2. We now determine the legal effect of the provision contained in the receipt. In W. O. W. Life Ins. Society v. Etheridge, 223 Ga. 231 (154 SE2d 369), the Supreme Court considered a receipt and application containing an agreement by the applicant for insurance that there would be no liability until approval of his application was made by the medical director of the insurance society. The court held that compliance with this provision was a condition precedent to recovery. Despite some variations in the language contained in the agreement in that case and that used in the receipt in the case sub judice, the Etheridge case is controlling here.

However, this does not mean we arrive at the same result as was there reached. In the Etheridge case the petition failed to allege "whether the applicant had ever been accepted by the society or whether the medical director had approved the application," whereas in this case the petition alleges as required by the provision of the receipt that part 2 of the application had been completed, but had since been altered, and that on information and belief the application was approved. We treat this as a positive averment that the policy was approved by the insurance company. While an allegation that one is informed and believes a fact exists is a mere statement as to one's information and belief and is not equivalent to a positive allegation of the fact itself (Dutton v. Freeman, 213 Ga. 445, 449 (99 SE2d 204)), an allegation of fact on information and belief is sufficient. Bailey v. B. F. Coggins Granite &c. Industries, 192 Ga. 72, 74 (14 SE2d 568); Tate v. Potter, 216 Ga. 750 (119 SE2d 547).

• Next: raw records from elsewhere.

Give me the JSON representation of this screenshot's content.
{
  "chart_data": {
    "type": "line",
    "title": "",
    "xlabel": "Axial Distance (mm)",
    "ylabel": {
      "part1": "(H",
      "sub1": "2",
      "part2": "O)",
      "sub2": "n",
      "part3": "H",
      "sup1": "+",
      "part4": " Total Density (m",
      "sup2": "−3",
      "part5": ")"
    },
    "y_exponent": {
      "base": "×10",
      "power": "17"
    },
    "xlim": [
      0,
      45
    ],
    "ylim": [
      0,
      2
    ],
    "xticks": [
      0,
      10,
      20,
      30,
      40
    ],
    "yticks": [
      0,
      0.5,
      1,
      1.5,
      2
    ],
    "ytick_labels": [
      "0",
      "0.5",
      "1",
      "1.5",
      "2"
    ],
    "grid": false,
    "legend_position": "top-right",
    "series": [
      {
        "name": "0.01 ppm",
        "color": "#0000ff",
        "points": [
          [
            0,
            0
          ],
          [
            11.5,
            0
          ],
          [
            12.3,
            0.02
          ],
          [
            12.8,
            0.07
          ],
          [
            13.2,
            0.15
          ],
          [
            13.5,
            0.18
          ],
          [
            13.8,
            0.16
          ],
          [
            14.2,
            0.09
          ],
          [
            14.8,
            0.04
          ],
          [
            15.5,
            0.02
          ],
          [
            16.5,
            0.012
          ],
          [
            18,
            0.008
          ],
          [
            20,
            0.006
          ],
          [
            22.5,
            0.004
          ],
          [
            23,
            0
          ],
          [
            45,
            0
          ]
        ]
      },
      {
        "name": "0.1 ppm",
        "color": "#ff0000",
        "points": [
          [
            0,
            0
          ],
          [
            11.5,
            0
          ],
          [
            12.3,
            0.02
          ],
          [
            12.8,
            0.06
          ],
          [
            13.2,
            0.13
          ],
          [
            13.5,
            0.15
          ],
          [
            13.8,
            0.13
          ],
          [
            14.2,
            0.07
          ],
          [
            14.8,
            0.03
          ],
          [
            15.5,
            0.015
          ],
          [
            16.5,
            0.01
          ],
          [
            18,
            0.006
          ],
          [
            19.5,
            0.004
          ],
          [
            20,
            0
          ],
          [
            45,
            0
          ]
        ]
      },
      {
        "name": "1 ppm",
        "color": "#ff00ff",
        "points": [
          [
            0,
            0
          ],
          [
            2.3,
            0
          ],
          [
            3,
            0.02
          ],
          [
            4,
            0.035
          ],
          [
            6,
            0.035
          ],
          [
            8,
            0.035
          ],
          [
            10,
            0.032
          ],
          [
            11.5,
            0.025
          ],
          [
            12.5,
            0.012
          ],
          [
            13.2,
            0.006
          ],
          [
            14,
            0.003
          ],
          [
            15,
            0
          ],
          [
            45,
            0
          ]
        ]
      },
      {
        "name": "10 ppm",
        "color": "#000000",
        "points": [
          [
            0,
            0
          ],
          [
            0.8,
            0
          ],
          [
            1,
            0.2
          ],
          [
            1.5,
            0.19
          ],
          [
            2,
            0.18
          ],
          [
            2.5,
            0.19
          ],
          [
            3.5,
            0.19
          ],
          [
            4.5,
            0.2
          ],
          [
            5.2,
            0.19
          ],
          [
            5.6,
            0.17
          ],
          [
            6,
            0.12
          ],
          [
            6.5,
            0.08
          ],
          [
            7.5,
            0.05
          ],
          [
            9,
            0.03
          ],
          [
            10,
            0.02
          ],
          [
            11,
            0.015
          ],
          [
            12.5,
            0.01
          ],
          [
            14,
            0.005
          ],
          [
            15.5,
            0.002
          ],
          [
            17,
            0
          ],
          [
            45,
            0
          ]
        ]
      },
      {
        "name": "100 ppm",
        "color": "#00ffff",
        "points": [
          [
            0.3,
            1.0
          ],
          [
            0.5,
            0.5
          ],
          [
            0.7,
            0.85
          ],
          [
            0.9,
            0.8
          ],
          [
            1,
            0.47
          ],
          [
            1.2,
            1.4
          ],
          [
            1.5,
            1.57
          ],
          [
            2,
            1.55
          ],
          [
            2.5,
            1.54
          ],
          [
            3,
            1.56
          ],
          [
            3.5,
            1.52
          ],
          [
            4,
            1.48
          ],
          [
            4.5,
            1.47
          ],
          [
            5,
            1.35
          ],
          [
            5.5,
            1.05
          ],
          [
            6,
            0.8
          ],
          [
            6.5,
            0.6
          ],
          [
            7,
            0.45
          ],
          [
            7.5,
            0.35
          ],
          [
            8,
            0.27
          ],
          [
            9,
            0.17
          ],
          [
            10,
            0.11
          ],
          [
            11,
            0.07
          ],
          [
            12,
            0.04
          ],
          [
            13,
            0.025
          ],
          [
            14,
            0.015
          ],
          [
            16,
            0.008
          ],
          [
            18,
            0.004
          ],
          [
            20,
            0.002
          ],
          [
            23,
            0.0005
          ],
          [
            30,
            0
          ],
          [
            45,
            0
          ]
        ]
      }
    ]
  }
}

Here the receipt incorporates no mandatory requirement that there be a medical examination of the prospective insured; instead the policy merely provided that the insurance company in its discretion might require an examination or take such action as needed to satisfy itself that the applicant was insurable. The allegations of the petition do not show that the plaintiff failed to have a medical examination that the insurance company required *159 of him, or that the company could not approve the policy without a medical examination and based solely on the information furnished them by the applicant. Thus, although on demurrer we construe the allegations most strongly against the pleader (Martin v. Henson, 95 Ga. App. 715 (99 SE2d 251)), there is nothing contained in the petition to negate the allegation that the policy had been approved. National Life &c. Ins. Co. v. Moore, 83 Ga. App. 289, 293-294 (63 SE2d 447). See Guest v. Kennesaw Life &c. Ins. Co., 97 Ga. App. 840 (104 SE2d 633), and Hall v. Wingate, 159 Ga. 630, 654 (126 S.E. 796).

Hence, the petition was not subject to the general demurrers and the trial judge erred in sustaining them.

Judgment reversed. Bell, P. J., and Hall, J., concur.